Moreover, Robinson is the one who coined the term “monopsony” to refer to those markets with one demander and several suppliers. She used it to explain differences in labor market conditions between men and women that were equal in everything but their gender. As a student of economics, I never heard of her and did not either study any monopsony model during my microeconomic courses, perhaps one that we could have named as well the “Robinsonian” model.


Besides being unfair, an important contribution has been taken away from economic knowledge. It is clear that Joan Robinson deserves to be part of History of Economic Though and even, of Microeconomic theory courses. When I think about her, I think about an influential speech she gave in India in 1960 about teaching economics:

“Most students, of course, approach their studies merely with tile aim of passing an examination and acquiring a degree […] The exam-passers learn the trick of saying what is expected; of not asking themselves what is meant by what they are saying […] of repeating the particular formula which sounds as though it was relevant to each particular question. In India, especially, where the ancient belief in the power of words as such is still strong, this comes quite naturally. The exam-passer who does well becomes in due course an examiner and by then he has quite lost any doubts he may once have had to stifle. He has come to believe that this kind of thing really is education. And so the system feeds on itself.”


Common resources: private optima vs social optima


Story: there are ten farmers, each one with a certain number of cows, say 10. There is a given land, that does not belong to any farmer in particular, that is suitable for pasture. Let’s say that one of the farmers has decided to take all his cows to the land. After seeing this, a second farmer decides to do the same. Assuming that the land is big enough, there should be room for everybody, even the 10 farmers with their 10 cows; so everyone later on decide to go. When this situation occurs every single day, after a given amount of time the grass stops growing properly and does not have the chance to grow back. At the end the land becomes useless for the farmers to keep taking the cows.

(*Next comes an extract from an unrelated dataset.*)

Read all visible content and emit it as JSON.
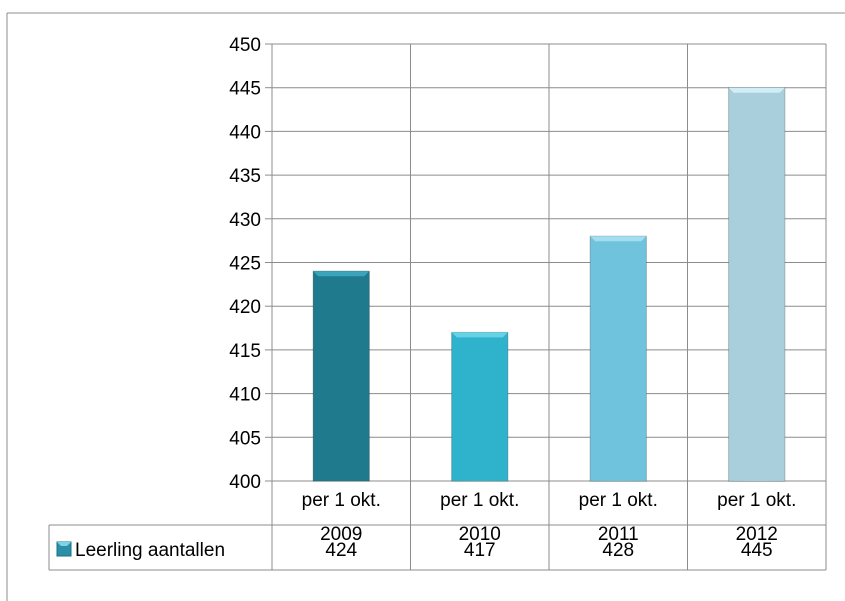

This situation is called the “Tragedy of the Commons”, first proposed by Garret Hardin in 1968. In brief, this situation implies that individuals acting rationally and independently will deplete shared resources, even though this is not the best for the group. Although there  is a great deal of economists that have participated in building theories on how to solve this problem and how to incentivize better social outcomes in similar situations, there is one name that undoubtedly should be mentioned: Elinor Ostrom; thanks to her contributions into this field she managed to be the first woman to win a Nobel Prize in Economics (in 2009 with Oliver Williamson).


Although she is not per se an economist (she is more into political sciences) her contributions are in the heart of many economic applications: in behavioral economics, political economics and public economics, just to name a few. She died in 2012 but will be remembered for sure as a brilliant figure who helped to include more women into economic books. Unlike Joan Robinson, Elinor Ostrom’s name does appear in lectures slides and textbook examples and is often cited when talking about the Tragedy of the Commons. She appears as a co-author in an interesting article published in 1990 in the Journal of Environmental Economics and Management entitled “Rent Dissipation in a Limited-Access Common-Pool Resource: Experimental Evidence” and that is frequently used as teaching material.